There are other big-name restaurant groups that have been notably bought, sold and consolidated in the past year. Now, to be fair, many of these restaurants have top-rated chefs at the helm, real ones who are there night after night and not the absentee namesakes whose names get billed most often. And, furthermore, many of those top-ranked chefs produce star-quality meals. That’s not really what’s the issue is here, at least for me. The issue is that I don’t want my local dining scene to resemble the Strip in Las Vegas. I want there to be a local fabric, a strong community that turns out chefs as rapidly as rabbits turn out more rabbits. Barring that, I’d want the restaurants that are being built locally to be strong independents or at the very least franchisee-owned restaurants that create and keep money in the local economy.
And while we’re on the topic of local economies, let’s get to the second topic: thriving local dining communities. Basic economics would tell us that part of what’s driving the local supply of restaurants is a strong local demand. We’ve lost some notable restaurants over the past few years and, unfortunately, we likely haven’t seen the last of that either, so that logic seems to have a hole or two in it. It’s not just fine dining locales that are impacted. Casual-dining has dipped with the Applebees, T.G.I. Friday’s and Outback Steakhouses of the world left retooling menus, marketing and management in order to get back to the glory days of just a few years ago.

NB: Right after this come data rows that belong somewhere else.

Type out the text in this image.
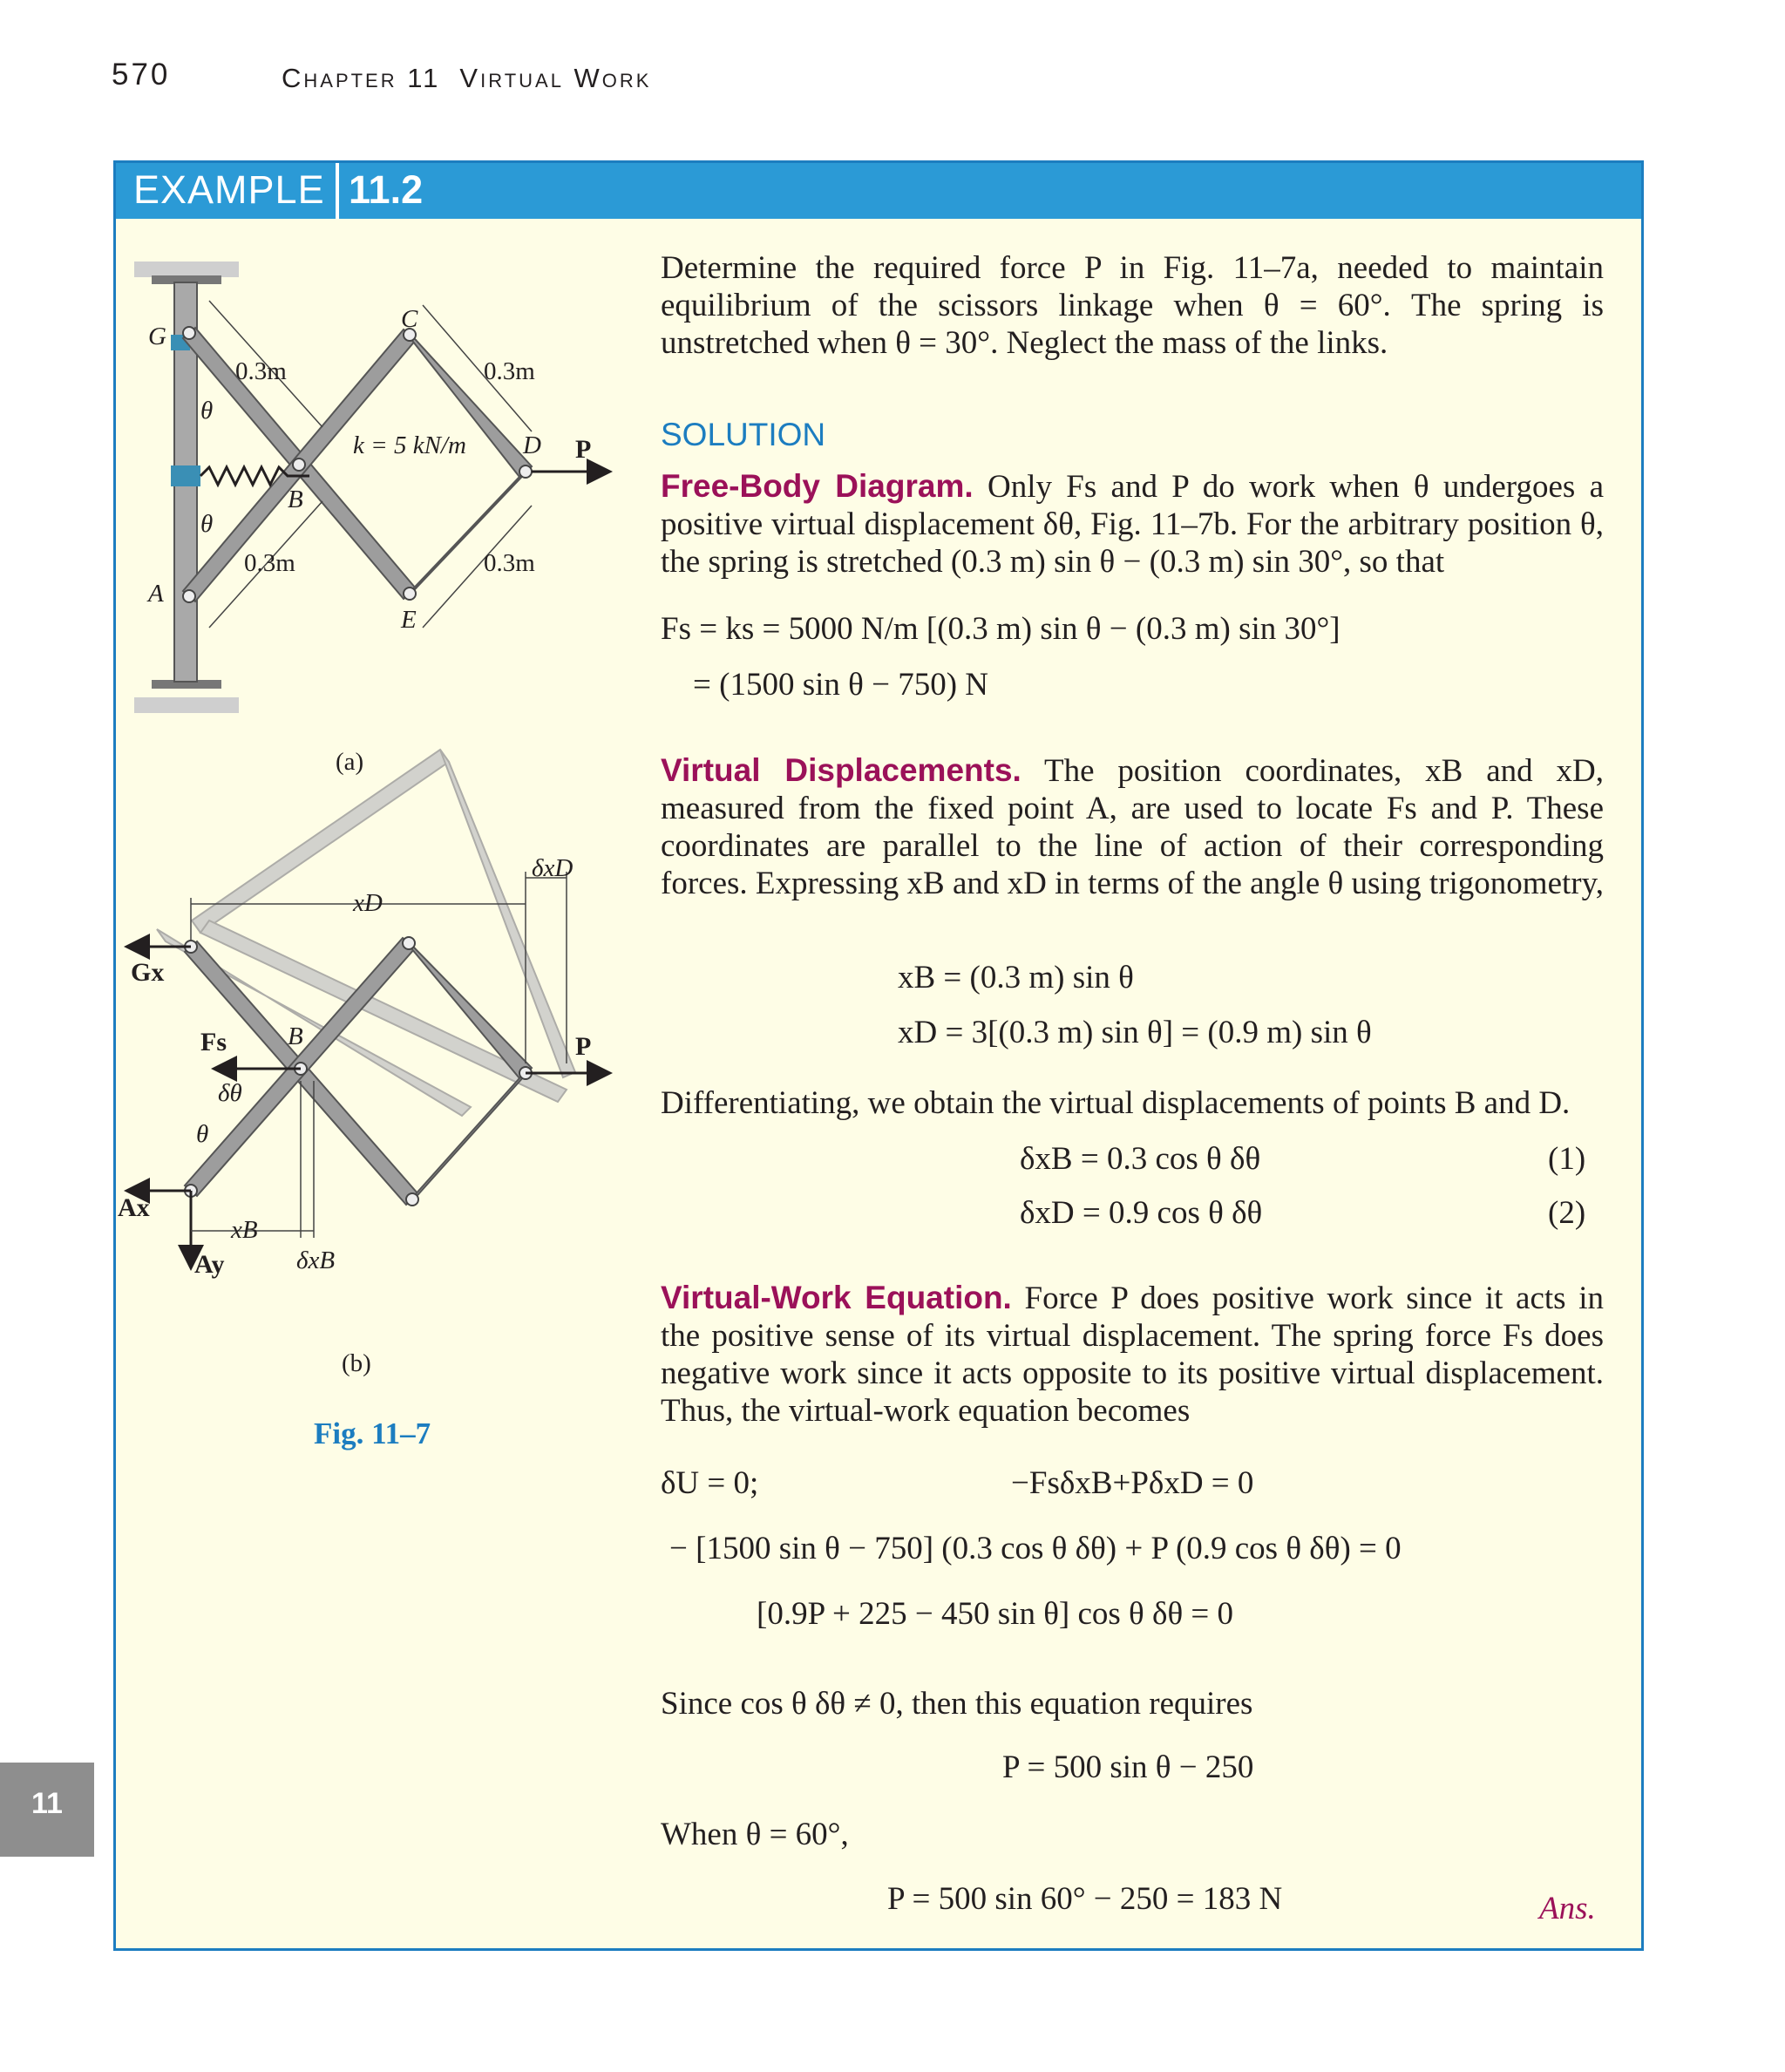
570	Chapter 11 Virtual Work
11
EXAMPLE 11.2
C
G
0.3m	0.3m
θ
k = 5 kN/m D P
B
θ
0.3m	0.3m
A
E
(a)
δxD
xD
Gx
Fs B	P
δθ
θ
Ax
xB
Ay	δxB
(b)
Fig. 11–7
Determine the required force P in Fig. 11–7a, needed to maintain equilibrium of the scissors linkage when θ = 60°. The spring is unstretched when θ = 30°. Neglect the mass of the links.
SOLUTION
Free-Body Diagram. Only Fs and P do work when θ undergoes a positive virtual displacement δθ, Fig. 11–7b. For the arbitrary position θ, the spring is stretched (0.3 m) sin θ − (0.3 m) sin 30°, so that
Fs = ks = 5000 N/m [(0.3 m) sin θ − (0.3 m) sin 30°]
= (1500 sin θ − 750) N
Virtual Displacements. The position coordinates, xB and xD, measured from the fixed point A, are used to locate Fs and P. These coordinates are parallel to the line of action of their corresponding forces. Expressing xB and xD in terms of the angle θ using trigonometry,
xB = (0.3 m) sin θ
xD = 3[(0.3 m) sin θ] = (0.9 m) sin θ
Differentiating, we obtain the virtual displacements of points B and D.
δxB = 0.3 cos θ δθ	(1)
δxD = 0.9 cos θ δθ	(2)
Virtual-Work Equation. Force P does positive work since it acts in the positive sense of its virtual displacement. The spring force Fs does negative work since it acts opposite to its positive virtual displacement. Thus, the virtual-work equation becomes
δU = 0;	−FsδxB+PδxD = 0
− [1500 sin θ − 750] (0.3 cos θ δθ) + P (0.9 cos θ δθ) = 0
[0.9P + 225 − 450 sin θ] cos θ δθ = 0
Since cos θ δθ ≠ 0, then this equation requires
P = 500 sin θ − 250
When θ = 60°,
P = 500 sin 60° − 250 = 183 N	Ans.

Why don’t we revisit what we see on the horizon? Lots of new restaurants, several notable closings and a fine selection of not-so fancy local restaurants with great food to boot. According to research—and common sense—one of the things that’s a strong correlation to a vibrant dining community is consumers’ willingness, and ability, to part with disposable income. What else are we seeing on the horizon? Could it be as has been intimated—or overtly stated depending on what you listen to and read—a recession? There is after all, a near perfect storm of housing slumps, stock market upheavals and the predictions of Alan Greenspan, a sort of Magic 8 Ball of economics in his own right, that the nation is headed toward a recession. Big, small, short, long—it barely matters. These gathering factors alone could combine to make consumers jittery, and if that happens, does this flurry of fine dining construction become a glut?